Essential supplies for volunteers in the first 10 days of the war



The first week of the war was difficult. Nobody at what we now call Silver Ukraine would have ever thought that saying something like “Before the war started” would become a normal part of our daily chats with friends. But once we understood that the russian rocket strikes were real and relentless, and that we could manage the initial psychological shock of the invasion, we knew that we would stay to defend our beloved city. And so we began to call friends and loved ones to offer support and to coordinate quick action.

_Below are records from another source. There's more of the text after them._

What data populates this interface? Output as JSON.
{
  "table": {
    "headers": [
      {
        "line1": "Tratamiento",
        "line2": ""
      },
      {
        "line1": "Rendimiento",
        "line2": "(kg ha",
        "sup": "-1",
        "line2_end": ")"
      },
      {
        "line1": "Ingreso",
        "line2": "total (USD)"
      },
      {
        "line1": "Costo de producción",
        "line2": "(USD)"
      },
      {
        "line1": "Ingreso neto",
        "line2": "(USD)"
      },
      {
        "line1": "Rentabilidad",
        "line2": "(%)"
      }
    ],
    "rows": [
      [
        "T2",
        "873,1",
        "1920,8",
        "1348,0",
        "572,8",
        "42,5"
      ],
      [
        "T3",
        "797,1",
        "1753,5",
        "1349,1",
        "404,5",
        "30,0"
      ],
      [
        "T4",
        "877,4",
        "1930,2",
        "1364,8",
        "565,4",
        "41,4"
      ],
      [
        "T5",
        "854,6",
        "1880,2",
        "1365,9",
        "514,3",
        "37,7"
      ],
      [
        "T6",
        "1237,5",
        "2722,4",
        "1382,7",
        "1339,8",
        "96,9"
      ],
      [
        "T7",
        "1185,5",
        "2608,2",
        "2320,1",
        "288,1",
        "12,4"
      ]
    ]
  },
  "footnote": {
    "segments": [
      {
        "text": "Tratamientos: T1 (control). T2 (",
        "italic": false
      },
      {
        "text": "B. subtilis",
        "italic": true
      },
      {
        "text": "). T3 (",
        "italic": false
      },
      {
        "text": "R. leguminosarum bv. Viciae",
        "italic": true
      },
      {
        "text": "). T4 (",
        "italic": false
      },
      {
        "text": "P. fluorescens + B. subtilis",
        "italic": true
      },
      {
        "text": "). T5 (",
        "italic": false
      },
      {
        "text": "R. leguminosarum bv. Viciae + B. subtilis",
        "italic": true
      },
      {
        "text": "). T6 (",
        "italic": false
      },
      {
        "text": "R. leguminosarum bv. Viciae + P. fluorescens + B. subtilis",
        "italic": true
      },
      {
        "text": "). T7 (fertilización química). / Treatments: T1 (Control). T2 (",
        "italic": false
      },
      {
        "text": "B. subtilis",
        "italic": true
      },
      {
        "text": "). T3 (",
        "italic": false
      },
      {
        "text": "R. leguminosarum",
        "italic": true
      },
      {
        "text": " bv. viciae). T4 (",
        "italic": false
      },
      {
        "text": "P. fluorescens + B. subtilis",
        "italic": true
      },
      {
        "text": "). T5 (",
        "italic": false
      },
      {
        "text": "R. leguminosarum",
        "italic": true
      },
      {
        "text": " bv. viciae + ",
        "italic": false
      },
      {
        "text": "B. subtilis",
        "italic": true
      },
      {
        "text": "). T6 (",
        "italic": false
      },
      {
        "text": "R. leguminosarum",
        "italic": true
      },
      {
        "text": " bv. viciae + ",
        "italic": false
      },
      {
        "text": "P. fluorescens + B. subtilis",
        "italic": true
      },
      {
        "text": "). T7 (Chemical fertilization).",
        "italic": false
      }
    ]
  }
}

In the days immediately after the attacks, some of our friends left Kyiv, hoping to bring their families to a safer place. Some went straight to sign up for service in the Territorial Defense Forces to protect their homes. Some stayed on in their duties with the regular Armed Forces of Ukraine and others continued to stand strong in their work at local hospitals. Meanwhile many other Ukrainians saw that it was critical to start doing something, anything, to help those who were in immediate need. So instead of sitting around and waiting to see how events would unfold, we decided to act.

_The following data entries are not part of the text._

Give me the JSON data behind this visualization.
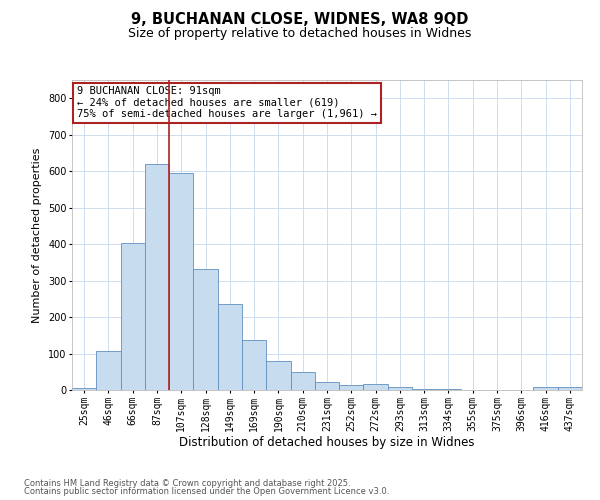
{
  "title1": "9, BUCHANAN CLOSE, WIDNES, WA8 9QD",
  "title2": "Size of property relative to detached houses in Widnes",
  "xlabel": "Distribution of detached houses by size in Widnes",
  "ylabel": "Number of detached properties",
  "categories": [
    "25sqm",
    "46sqm",
    "66sqm",
    "87sqm",
    "107sqm",
    "128sqm",
    "149sqm",
    "169sqm",
    "190sqm",
    "210sqm",
    "231sqm",
    "252sqm",
    "272sqm",
    "293sqm",
    "313sqm",
    "334sqm",
    "355sqm",
    "375sqm",
    "396sqm",
    "416sqm",
    "437sqm"
  ],
  "values": [
    5,
    108,
    403,
    620,
    595,
    333,
    235,
    137,
    80,
    50,
    22,
    15,
    17,
    7,
    3,
    2,
    0,
    0,
    0,
    7,
    8
  ],
  "bar_color": "#c8dcf0",
  "bar_edge_color": "#6090c0",
  "vline_x": 3.5,
  "vline_color": "#aa2222",
  "annotation_text": "9 BUCHANAN CLOSE: 91sqm\n← 24% of detached houses are smaller (619)\n75% of semi-detached houses are larger (1,961) →",
  "annotation_box_color": "#aa2222",
  "ylim": [
    0,
    850
  ],
  "yticks": [
    0,
    100,
    200,
    300,
    400,
    500,
    600,
    700,
    800
  ],
  "footnote1": "Contains HM Land Registry data © Crown copyright and database right 2025.",
  "footnote2": "Contains public sector information licensed under the Open Government Licence v3.0.",
  "bg_color": "#ffffff",
  "grid_color": "#c8d8ec",
  "title1_fontsize": 10.5,
  "title2_fontsize": 9.0,
  "ylabel_fontsize": 8.0,
  "xlabel_fontsize": 8.5,
  "tick_fontsize": 7.0,
  "annot_fontsize": 7.5,
  "footnote_fontsize": 6.0
}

It took a couple of days before the governing bodies of the Territorial Defense Forces and the Armed Forces of Ukraine became fully functional. Yet it was clear to us that the provisioning of food and basic supplies was going to be needed from day one. So we began by cooking meals for our defenders and delivering them to those we knew at their posts around Kyiv, along with flasks of warm coffee, blankets, and basic medicines and first aid supplies.

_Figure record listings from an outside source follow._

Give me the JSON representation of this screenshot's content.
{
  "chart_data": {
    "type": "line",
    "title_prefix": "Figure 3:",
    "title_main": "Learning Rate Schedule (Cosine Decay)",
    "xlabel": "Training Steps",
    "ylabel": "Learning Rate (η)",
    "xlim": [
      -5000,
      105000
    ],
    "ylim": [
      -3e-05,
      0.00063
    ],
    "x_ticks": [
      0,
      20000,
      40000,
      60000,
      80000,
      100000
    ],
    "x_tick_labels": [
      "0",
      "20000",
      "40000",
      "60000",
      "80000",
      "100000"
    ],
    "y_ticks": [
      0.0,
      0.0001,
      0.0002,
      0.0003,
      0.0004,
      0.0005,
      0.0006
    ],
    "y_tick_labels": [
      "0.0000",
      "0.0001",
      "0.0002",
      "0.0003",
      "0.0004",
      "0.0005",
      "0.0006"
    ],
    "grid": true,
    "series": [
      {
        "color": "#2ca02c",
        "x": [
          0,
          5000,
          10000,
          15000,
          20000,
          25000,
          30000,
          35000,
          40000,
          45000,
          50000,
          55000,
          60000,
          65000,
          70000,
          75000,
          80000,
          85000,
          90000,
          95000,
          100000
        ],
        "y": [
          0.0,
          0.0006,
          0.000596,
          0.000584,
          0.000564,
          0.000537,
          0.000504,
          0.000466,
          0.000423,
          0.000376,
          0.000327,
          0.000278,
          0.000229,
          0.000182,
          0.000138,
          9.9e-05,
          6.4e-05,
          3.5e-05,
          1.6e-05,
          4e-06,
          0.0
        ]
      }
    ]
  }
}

At first we were able to get all that we needed from the nearest grocery stores and shopping malls. But soon gas and other items became scarce, and their prices skyrocketed. After we had spent all the money we had in our personal bank accounts, we posted the first message on social media to ask people for some financial support. And thanks to friends and even total strangers who supported us, in the first 10 days we managed to buy about $5,000 worth of food, coffee, cigarettes, medicines, blankets, sleeping mats, toilet paper, towels, and warm socks, among other items.

No doubt, keeping ourselves busy doing these little things each day kept us all sane. It also put us in touch with a lot of amazing people from different walks of life. Soon they all became part of our network. And we became part of theirs.